Penso que o Papa Francisco está frequentemente diante do que se lhe apresenta como um dilema: se ele abre o jogo e enfrenta de vez a Cúria Romana, ele sabe que seus dias são contados, como reza o ditado espanhol: ‘el dia que diga lo que pienso me borran del mapa’. Mas, de outro lado, se ele se conformar a ‘dizer o que convém’, ele se torna cúmplice de abusos cometidos no seio da administração central da Igreja. Vejo que ele não faz nem um nem outro e prefere se fazer de bobo. Estamos aqui diante de uma postura nada ortodoxa, e talvez seja útil recorrer ao pensamento do filósofo francês Gruzinski, expressa em seu livro ‘La pensée métisse’ (Ed. Fayard, Paris, 1999), traduzido e editado no Brasil pela Companhia das Letras (São Paulo) em 2001: ‘O pensamento mestiço’. Esse livro, cuja edição brasileira infelizmente está esgotada, concentra nossa atenção num tipo de pensamento que tem muito a ver com o que se verifica no Papa Francisco.

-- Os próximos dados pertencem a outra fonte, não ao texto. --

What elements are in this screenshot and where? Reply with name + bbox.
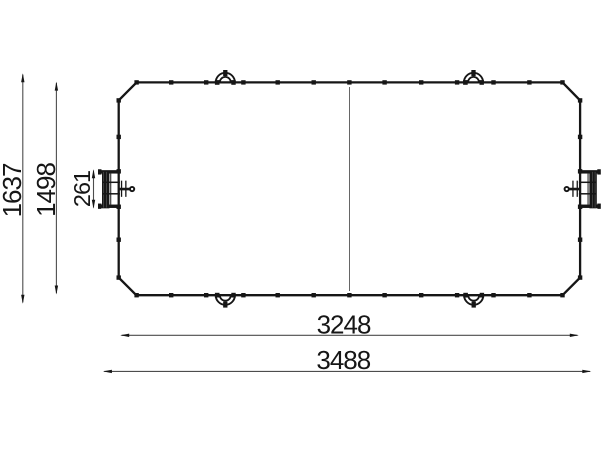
- arrowhead 261 top: [92, 169, 95, 178]
- dimension 1498 (frame height, left inner): [31, 82, 61, 295]
- svg-text:1637: 1637: [0, 163, 27, 217]
- frame clamp squares on right edge: [578, 98, 582, 280]
- frame clamp squares on bottom edge: [134, 293, 564, 297]
- arrowhead 3488 left: [103, 370, 112, 373]
- ladder left: [98, 169, 134, 209]
- handle arc top-left: [215, 70, 236, 85]
- dim line 3488: [104, 370, 590, 372]
- dimension 261 (ladder width): [69, 169, 95, 209]
- arrowhead 1498 top: [55, 82, 58, 91]
- arrowhead 3488 right: [582, 370, 591, 373]
- arrowhead 1498 bottom: [55, 286, 58, 295]
- handle arc bottom-right: [463, 293, 484, 308]
- arrowhead 261 bottom: [92, 200, 95, 209]
- svg-text:261: 261: [69, 171, 95, 207]
- arrowhead 3248 left: [120, 334, 129, 337]
- dimension 3488 (overall length): [103, 345, 591, 375]
- dim line 261: [93, 171, 95, 208]
- dimension 3248 (frame length): [120, 309, 579, 339]
- ladder right: [565, 169, 601, 209]
- svg-text:3488: 3488: [316, 345, 370, 375]
- dimension 1637 (overall height, left outer): [0, 73, 27, 304]
- dim line 3248: [122, 334, 578, 336]
- table outline (chamfered rectangle frame): [119, 82, 580, 295]
- arrowhead 3248 right: [570, 334, 579, 337]
- frame clamp squares on left edge: [117, 98, 121, 280]
- dim line 1637: [22, 75, 24, 303]
- frame clamp squares on top edge: [134, 80, 564, 84]
- arrowhead 1637 bottom: [21, 295, 24, 304]
- net line (center divider): [349, 87, 351, 291]
- arrowhead 1637 top: [21, 73, 24, 82]
- svg-text:3248: 3248: [317, 309, 371, 339]
- handle arc top-right: [463, 70, 484, 85]
- dim line 1498: [55, 83, 57, 293]
- handle arc bottom-left: [215, 293, 236, 308]
- svg-text:1498: 1498: [31, 163, 61, 217]
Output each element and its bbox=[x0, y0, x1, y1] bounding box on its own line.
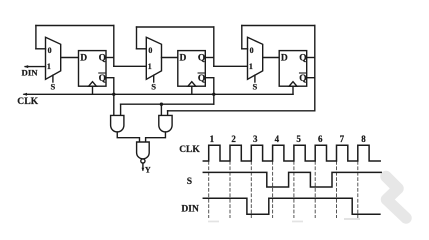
D flip-flop FF2 bbox=[178, 51, 206, 87]
wire FF3 Q output stub bbox=[307, 57, 315, 59]
svg-text:3: 3 bbox=[253, 134, 258, 144]
feedback wire stage2: top horizontal bbox=[137, 26, 214, 28]
svg-text:0: 0 bbox=[48, 46, 52, 55]
wire M2 output to FF2 D bbox=[162, 57, 178, 59]
wire FF1 Qbar stub bbox=[106, 77, 114, 79]
mux M1 (2:1 multiplexer, stage 1) bbox=[46, 37, 61, 79]
wire W3 (Qbar3 rail to AND gate G2) bbox=[168, 110, 315, 112]
DIN waveform trace bbox=[203, 198, 380, 214]
wire V2 to M3 input 1 bbox=[214, 65, 248, 67]
wire W2 drop to G1 right input bbox=[120, 104, 122, 115]
feedback wire stage3: stub to mux 0 input bbox=[242, 48, 248, 50]
wire FF2 Qbar stub bbox=[205, 77, 214, 79]
svg-text:DIN: DIN bbox=[181, 204, 199, 214]
junction dot V2 x CLK rail bbox=[212, 93, 215, 96]
svg-text:Q: Q bbox=[299, 74, 306, 84]
svg-text:Q: Q bbox=[99, 74, 106, 84]
node vertical V3 (feedback top down to wire W3) bbox=[314, 26, 316, 111]
svg-text:Y: Y bbox=[145, 166, 151, 175]
M2 select stem wire bbox=[153, 75, 155, 82]
wire FF3 Qbar stub bbox=[307, 77, 315, 79]
D flip-flop FF1 bbox=[79, 51, 107, 87]
clock cycle numbers 1-8 bbox=[210, 134, 367, 144]
svg-text:1: 1 bbox=[47, 62, 51, 71]
svg-text:D: D bbox=[80, 54, 87, 64]
AND gate G1 (points down) bbox=[111, 115, 124, 132]
FF3 clock triangle bbox=[289, 82, 297, 87]
feedback wire stage3: top horizontal bbox=[242, 25, 315, 27]
svg-text:S: S bbox=[187, 177, 192, 187]
wire G2 output to G3 bbox=[146, 132, 166, 142]
wire FF1 Q output stub bbox=[106, 57, 114, 59]
wire V1 to M2 input 1 bbox=[114, 65, 147, 67]
D flip-flop FF3 bbox=[279, 51, 307, 87]
svg-text:CLK: CLK bbox=[17, 96, 38, 107]
wire V1 lower (Qbar down to AND gate G1) bbox=[113, 78, 115, 116]
wire W3 drop to G2 right input bbox=[167, 111, 169, 116]
svg-text:S: S bbox=[151, 81, 156, 91]
wire W2 (Qbar2 rail to AND gates) bbox=[121, 103, 214, 105]
svg-text:1: 1 bbox=[249, 62, 253, 71]
svg-text:5: 5 bbox=[296, 134, 301, 144]
svg-text:0: 0 bbox=[250, 46, 254, 55]
DIN input wire with arrowhead bbox=[24, 65, 46, 68]
wire G1 output to G3 bbox=[117, 132, 139, 142]
svg-text:1: 1 bbox=[148, 62, 152, 71]
svg-text:D: D bbox=[281, 54, 288, 64]
svg-text:Q: Q bbox=[198, 74, 205, 84]
feedback wire stage2: vertical left bbox=[136, 27, 138, 49]
svg-text:0: 0 bbox=[148, 46, 152, 55]
FF1 pin label Qbar bbox=[99, 73, 106, 84]
wire M1 output to FF1 D bbox=[61, 57, 79, 59]
svg-text:CLK: CLK bbox=[179, 145, 200, 155]
FF2 pin label Qbar bbox=[198, 73, 205, 84]
S waveform trace bbox=[203, 172, 381, 187]
FF1 clock drop wire bbox=[92, 86, 94, 94]
CLK waveform trace bbox=[203, 145, 380, 161]
svg-text:S: S bbox=[253, 81, 258, 91]
svg-text:Q: Q bbox=[299, 54, 306, 64]
AND gate G2 (points down) bbox=[159, 115, 172, 132]
svg-text:2: 2 bbox=[231, 134, 236, 144]
FF3 clock drop wire (CLK rail end rises here) bbox=[292, 86, 294, 94]
svg-text:6: 6 bbox=[318, 134, 323, 144]
svg-text:8: 8 bbox=[361, 134, 366, 144]
wire M3 output to FF3 D bbox=[263, 57, 280, 59]
FF2 clock triangle bbox=[188, 82, 196, 87]
node vertical V1 upper (feedback top to next-stage 1 input) bbox=[113, 26, 115, 67]
svg-text:Q: Q bbox=[99, 54, 106, 64]
mux M3 (2:1 multiplexer, stage 3) bbox=[248, 37, 263, 79]
svg-text:7: 7 bbox=[340, 134, 345, 144]
output wire Y with arrowhead bbox=[142, 163, 145, 171]
junction dot V1 x CLK rail bbox=[112, 93, 115, 96]
feedback wire stage3: vertical left bbox=[241, 26, 243, 49]
wire W2 tap drop to G2 left input bbox=[160, 104, 162, 115]
svg-text:DIN: DIN bbox=[22, 68, 39, 78]
watermark fragment bottom bbox=[208, 218, 360, 222]
svg-text:1: 1 bbox=[210, 134, 215, 144]
M1 select stem wire bbox=[52, 75, 54, 82]
FF2 clock drop wire bbox=[191, 86, 193, 94]
node vertical V2 upper bbox=[213, 27, 215, 66]
svg-text:Q: Q bbox=[198, 54, 205, 64]
FF1 clock triangle bbox=[89, 82, 97, 87]
wire V2 lower (Qbar down to wire W2) bbox=[213, 78, 215, 105]
NAND gate G3 (points down, with bubble) bbox=[137, 142, 150, 159]
feedback wire stage1: top horizontal bbox=[36, 25, 114, 27]
svg-text:D: D bbox=[180, 54, 187, 64]
mux M2 (2:1 multiplexer, stage 2) bbox=[146, 37, 161, 79]
FF3 pin label Qbar bbox=[299, 73, 306, 84]
junction dot W2 tap bbox=[160, 103, 163, 106]
G3 output bubble bbox=[141, 159, 145, 163]
watermark chevron (light gray) bbox=[386, 177, 406, 219]
M3 select stem wire bbox=[254, 75, 256, 82]
svg-text:4: 4 bbox=[275, 134, 280, 144]
dashed gridlines at clock rising edges bbox=[209, 162, 358, 218]
feedback wire stage2: stub to mux 0 input bbox=[137, 48, 147, 50]
CLK rail wire with arrowhead bbox=[23, 93, 293, 96]
feedback wire stage1: vertical left bbox=[35, 26, 37, 49]
svg-text:S: S bbox=[51, 81, 56, 91]
feedback wire stage1: stub to mux 0 input bbox=[36, 48, 46, 50]
wire FF2 Q output stub bbox=[205, 57, 214, 59]
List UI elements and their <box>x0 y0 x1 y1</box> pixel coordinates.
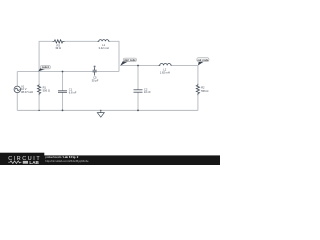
inductor L2 <box>159 64 172 66</box>
label C1 value <box>69 88 77 95</box>
svg-text:1.82 mH: 1.82 mH <box>160 70 170 74</box>
label L2 value <box>160 68 170 75</box>
inductor L1 <box>98 40 110 42</box>
wire source column <box>16 72 18 111</box>
resistor R2 <box>196 84 199 95</box>
wire C2 column <box>137 66 139 111</box>
junction node dots <box>38 65 139 112</box>
wire top-left vertical and top rail left segment <box>39 41 52 71</box>
resistor R1 <box>38 84 41 95</box>
label C2 value <box>144 87 151 94</box>
svg-text:R2: R2 <box>201 86 205 90</box>
watermark bar <box>0 155 220 165</box>
svg-text:556 Ω: 556 Ω <box>43 88 50 92</box>
label L1 value <box>99 43 109 50</box>
resistor R3 <box>53 40 65 43</box>
wire left rail <box>17 71 119 73</box>
svg-text:proberhood1 / Lab 8 Fig. 2: proberhood1 / Lab 8 Fig. 2 <box>45 155 78 159</box>
watermark logo zigzag <box>8 161 21 164</box>
wire right rail <box>120 65 158 67</box>
wire R1 column top lead <box>38 72 40 111</box>
wire bottom rail <box>17 109 198 111</box>
label V1 value <box>21 85 34 94</box>
capacitor C5 coupling <box>93 66 97 76</box>
wire top rail right segment and right vertical <box>110 41 120 71</box>
svg-text:node1: node1 <box>42 66 50 69</box>
voltage source V1 <box>14 86 21 93</box>
wire C1 column <box>62 72 64 111</box>
wire right rail segment after L2 <box>172 66 198 84</box>
svg-text:556 Ω: 556 Ω <box>201 89 208 93</box>
label R2 value <box>201 86 208 93</box>
svg-text:LAB: LAB <box>29 160 39 165</box>
capacitor C1 <box>58 91 67 93</box>
wire R2 column bottom lead <box>197 95 199 110</box>
capacitor C2 <box>134 90 143 92</box>
svg-text:out_node: out_node <box>198 59 209 62</box>
svg-text:3.42 mH: 3.42 mH <box>99 46 109 50</box>
watermark logo block <box>0 153 44 165</box>
label R1 value <box>43 86 50 93</box>
watermark logo mark <box>23 161 28 164</box>
ground <box>97 110 104 117</box>
svg-text:38.07 kHz: 38.07 kHz <box>21 90 34 94</box>
svg-text:39 Ω: 39 Ω <box>55 46 61 50</box>
label C5 value <box>92 76 99 83</box>
svg-text:30 pF: 30 pF <box>92 78 99 82</box>
svg-text:mid_node: mid_node <box>124 59 136 62</box>
label R3 value <box>55 43 61 50</box>
node flag Vin <box>38 65 50 71</box>
svg-text:6.8 nF: 6.8 nF <box>69 90 77 94</box>
svg-text:10 nF: 10 nF <box>144 90 151 94</box>
node flag Vout <box>197 58 209 66</box>
wire top rail middle segment <box>65 40 98 42</box>
node flag Vmid <box>120 58 136 66</box>
svg-text:http:⁄⁄circuitlab.com⁄c⁄5dv45y: http:⁄⁄circuitlab.com⁄c⁄5dv45yqb6c3e <box>45 159 89 163</box>
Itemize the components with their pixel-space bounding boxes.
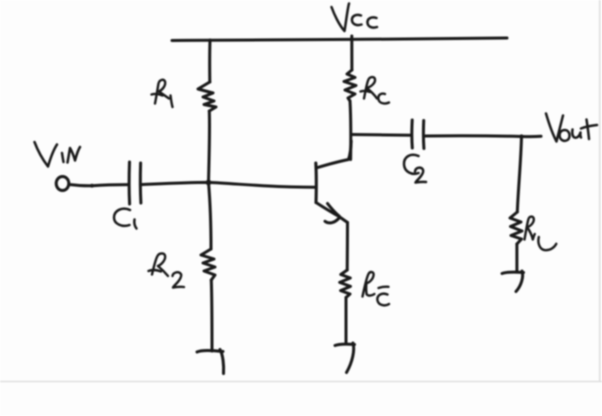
- node junction Vout branch: [519, 134, 523, 138]
- capacitor C2 right plate: [422, 121, 425, 149]
- resistor R1: [198, 82, 216, 111]
- wire Rc to collector: [349, 101, 353, 160]
- transistor Q1 base bar: [314, 163, 318, 203]
- label R1: [152, 80, 173, 107]
- label R2: [149, 253, 185, 287]
- resistor Rc: [344, 70, 356, 101]
- node input terminal circle: [56, 177, 69, 191]
- ground RE: [335, 344, 355, 345]
- junction dot on input wire: [90, 184, 94, 188]
- label RE: [363, 272, 390, 305]
- wire Vcc rail to Rc: [350, 36, 353, 70]
- label C2: [404, 155, 426, 183]
- transistor Q1 emitter arrow swoosh: [325, 218, 339, 223]
- wire Vcc rail: [172, 38, 507, 41]
- node junction R1/R2/base: [206, 180, 212, 186]
- wire C1 to base: [141, 182, 316, 187]
- wire input to C1: [69, 185, 129, 186]
- label Vin: [35, 142, 81, 167]
- wire base node to R2: [209, 183, 212, 250]
- ground RL: [502, 272, 524, 273]
- wire R1 bottom to base node: [209, 111, 210, 182]
- wire RE to ground: [345, 298, 348, 344]
- wire RL to ground: [515, 244, 518, 271]
- label C1: [114, 209, 137, 229]
- wire R2 to ground: [210, 280, 214, 351]
- resistor R2: [201, 249, 215, 280]
- resistor RL: [510, 212, 522, 244]
- label Vcc: [332, 4, 378, 32]
- label Rc: [361, 77, 390, 103]
- wire emitter to RE: [346, 223, 349, 271]
- resistor RE: [340, 270, 351, 298]
- transistor Q1 emitter lead: [316, 203, 348, 223]
- capacitor C2 left plate: [410, 120, 413, 148]
- wire Vout node down to RL: [517, 137, 521, 212]
- transistor Q1 emitter arrow barb: [328, 204, 340, 217]
- label Vout: [546, 114, 597, 142]
- transistor Q1 collector lead: [316, 141, 351, 168]
- capacitor C1 left plate: [128, 162, 131, 204]
- wire R1 top (rail to R1): [208, 40, 211, 82]
- wire collector node to C2: [352, 133, 412, 137]
- capacitor C1 right plate: [139, 163, 143, 203]
- canvas border bottom: [0, 381, 602, 383]
- ground R2: [197, 350, 223, 352]
- label RL: [525, 217, 557, 251]
- canvas border right: [599, 0, 601, 381]
- wire C2 to Vout: [424, 134, 541, 138]
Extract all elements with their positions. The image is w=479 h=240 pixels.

O que significa ‘pensamento mestiço’? Imaginemos um jogo de futebol. Não é o jogador que o tempo todo chuta direto ao gol que efetivamente emplaca. O bom jogador só chuta ao gol depois de ter vencido os obstáculos existentes entre a bola e o gol. A ‘mestiçagem’, aqui, consiste na sabença de obstáculos a serem evitados ou contornados. O bom jogador só entra em ação depois de tomar conhecimento dos obstáculos existentes entre a bola e o gol. Ele sempre procura uma brecha na defesa do time adverso. Só chuta direto para o gol depois de praticar tergiversações, aparentes recuos, passes, aparentemente incôngruas, ou seja, sem sentido. É isso, exatamente, que faz o Papa Francisco. Enquanto muitos partem logo em cima dos problemas (chutam direto ao gol), o Papa sabe que a linha reta nunca é o caminho mais curto entre dois pontos. O ziguezague entre obstáculos, o drible diante das dificuldades, eis o caminho mais curto. Só assim se cria um espaço ‘viável’ dentro de um sistema ‘inviável’. Como repetia Mestre Comblin, sempre há um jeito, uma brecha, uma fissura, um vazamento no sistema, por onde brota uma possibilidade de vida. Assim se compreende, por exemplo, que ele não se posiciona nem a favor nem contra a Teologia da Libertação, ‘muito pelo contrário’. Seu pensamento não é retilíneo, ele não chuta direto ao gol, não entra logo no ringue contra seus opositores. Pois sabe que a Corte do Vaticano só pode ser reformado por uma dinâmica eventualmente posta em ação por bobos inteligentes. Estruturas mentais, que vigoram no cérebro pela repetição de imagens ao longo de muitos séculos, não se combatem por meio de oposição aberta nem muito menos por algum tipo de cooptação populista. Há de se acenar para a multidão silenciosa e passiva, lançar sinais e sugestões, se fazer entender com as forças latentes de mudança numa estrutura tão hierarquizada como é a Igreja Católica, esperar pacientemente alguma mudança, algum sinal de mudança. O Papa diz o tempo todo: reajam, façam alguma coisa, manifestem-se, reclamem, não se acomodem. Eis uma coisa que pede muita perseverança, criatividade e paciência



Eduardo Hoornaert foi professor catedrático de História da Igreja. É membro fundador da Comissão de Estudos da História da Igreja na América Latina (CEHILA). Atualmente está estudando a formação do cristianismo nas suas origens, especificamente os dois primeiros séculos.